7:45 PM – 8:45 PM East Coast USA Time

Kimberly Brock, RN, WCC; Mckena Cox, RN, BSN; Dana Johnson, RN, WCC; Terri Solomon, RN, WCC, OMS

Introduction: Healing chronic diabetic foot ulcers (DFU) can be incredibly challenging, especially those with exposed structures such as bone, tendon, or ligaments or deep into the hypodermis. The longer these structures remain exposed, the more at risk they become of infection and non-viability. With few tools available to granulate tissue over exposed structures, providers must turn to proven therapies such as the multilayered leukocyte, platelet, and fibrin (MLPF) patch. One RCT, ¹ using a 4-week run-in period to demonstrate chronicity, yielded a 58% increase in healing DFUs (some with exposed structures) with the MLPF Patch over standard of care. Within that study, the authors found that of the exposed structure wounds, 41% healed vs. the control of 14%. A second pilot study² looked at chronic wounds that probed to bone and found 58% healed using the MLPF patch. With these studies in mind, we compared our outcomes in patients with chronic wounds and wounds with exposed structures to those in the RCT¹ using the MLPF patch.

Methods: We analyzed the results of 12 challenging wounds. 6 had exposed tendon, 3 exposed hypodermis, and 3 were chronic long-standing wounds.
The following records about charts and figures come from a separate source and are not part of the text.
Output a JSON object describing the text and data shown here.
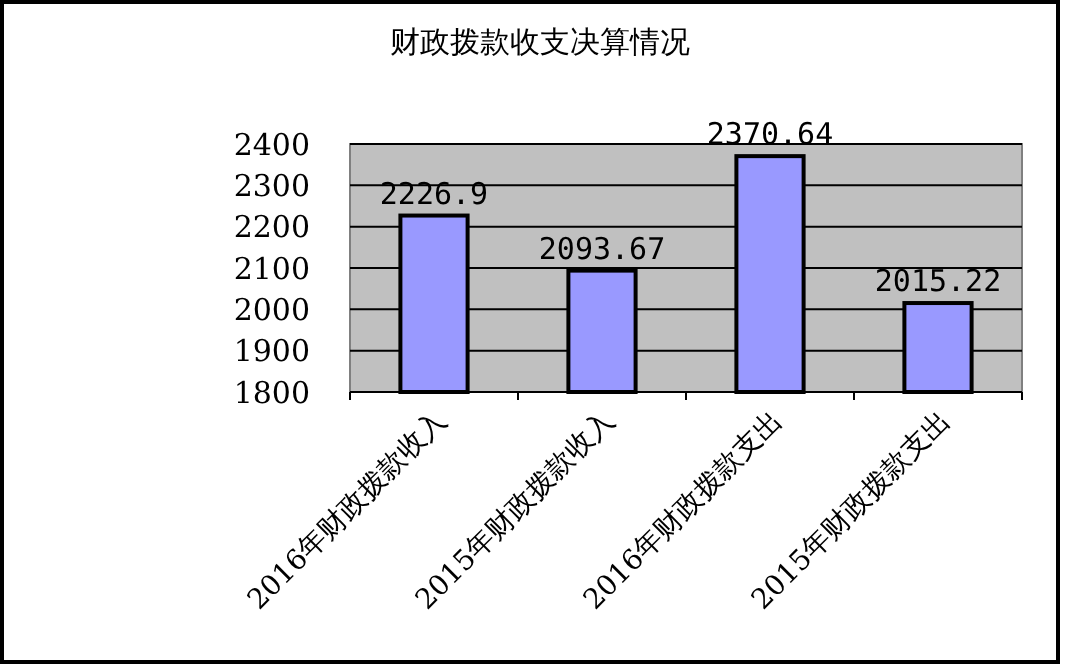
{
  "chart_data": {
    "type": "bar",
    "title": "财政拨款收支决算情况",
    "categories": [
      "2016年财政拨款收入",
      "2015年财政拨款收入",
      "2016年财政拨款支出",
      "2015年财政拨款支出"
    ],
    "values": [
      2226.9,
      2093.67,
      2370.64,
      2015.22
    ],
    "color": "#9999ff",
    "ylim": [
      1800,
      2400
    ],
    "yticks": [
      1800,
      1900,
      2000,
      2100,
      2200,
      2300,
      2400
    ],
    "grid": "y",
    "data_labels": true
  }
}
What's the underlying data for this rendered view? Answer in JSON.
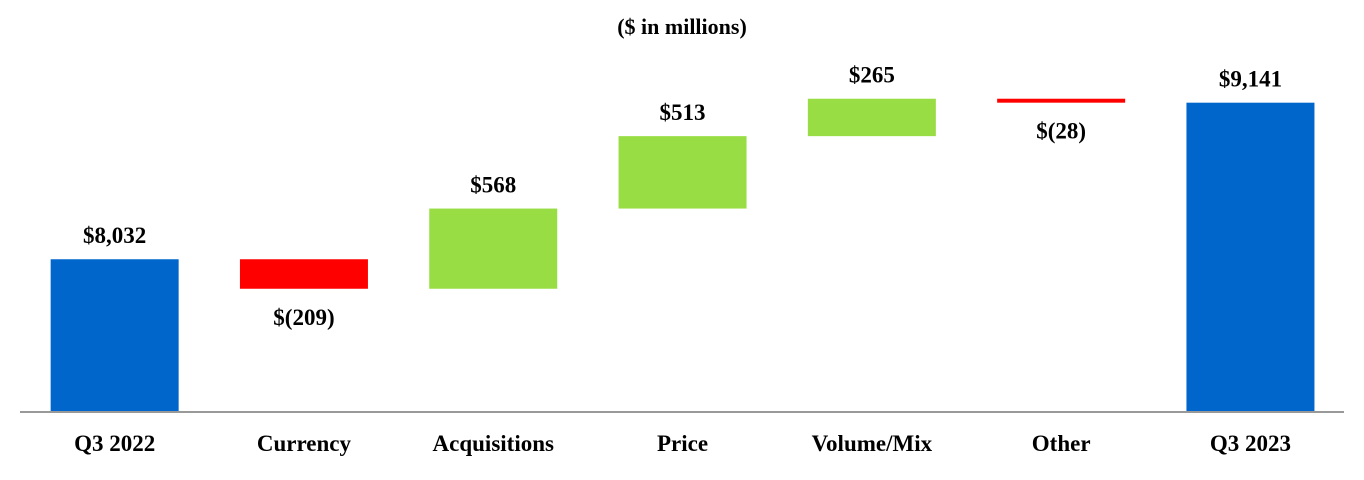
{
  "chart_data": {
    "type": "bar",
    "title": "($ in millions)",
    "categories": [
      "Q3 2022",
      "Currency",
      "Acquisitions",
      "Price",
      "Volume/Mix",
      "Other",
      "Q3 2023"
    ],
    "values": [
      8032,
      -209,
      568,
      513,
      265,
      -28,
      9141
    ],
    "labels": [
      "$8,032",
      "$(209)",
      "$568",
      "$513",
      "$265",
      "$(28)",
      "$9,141"
    ],
    "kinds": [
      "total",
      "delta",
      "delta",
      "delta",
      "delta",
      "delta",
      "total"
    ],
    "colors": {
      "total": "#0066CC",
      "increase": "#99DD44",
      "decrease": "#FF0000",
      "axis": "#999999"
    },
    "legend": "none",
    "grid": false
  }
}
Wounds were treated with appropriate standard of care (sharp debridement, infection control, exudate and edema management, offloading, and proper dressing selection) and the MLPF Patch. We analyzed the granulation and closure rates of these wounds.

Results: In the 6 patients with exposed tendons, 4 achieved coverage over the tendon, 1 improved 25% before admission to hospice, and 1 required further surgical debridement. In the 3 with exposed hypodermis, 1 decreased wound size by 92% after 19 applications of the MLPF Patch, while the other 2 healed. Lastly, in the chronic wound group, 1 wound reduced volume by 43%, another healed with compression (mixed diabetic/venous ulcer) and 5 applications of the MLPF Patch, and the last patient (VLU) received compression and 24 applications of the MLPF Patch. This patient is still undergoing therapy.

Discussion: This data shows the efficacy of an autologous MLPF Patch as a viable treatment for chronic wounds, wounds into the hypodermis, and wounds with exposed structures. With zero risk of rejection, it is also a very cost-effective tool. This was a retrospective analysis, and more prospective studies may be beneficial to evaluate the cost factor in greater detail. With appropriate standard of care, the addition of this autologous MLPF patch could expedite the healing time of challenging wounds.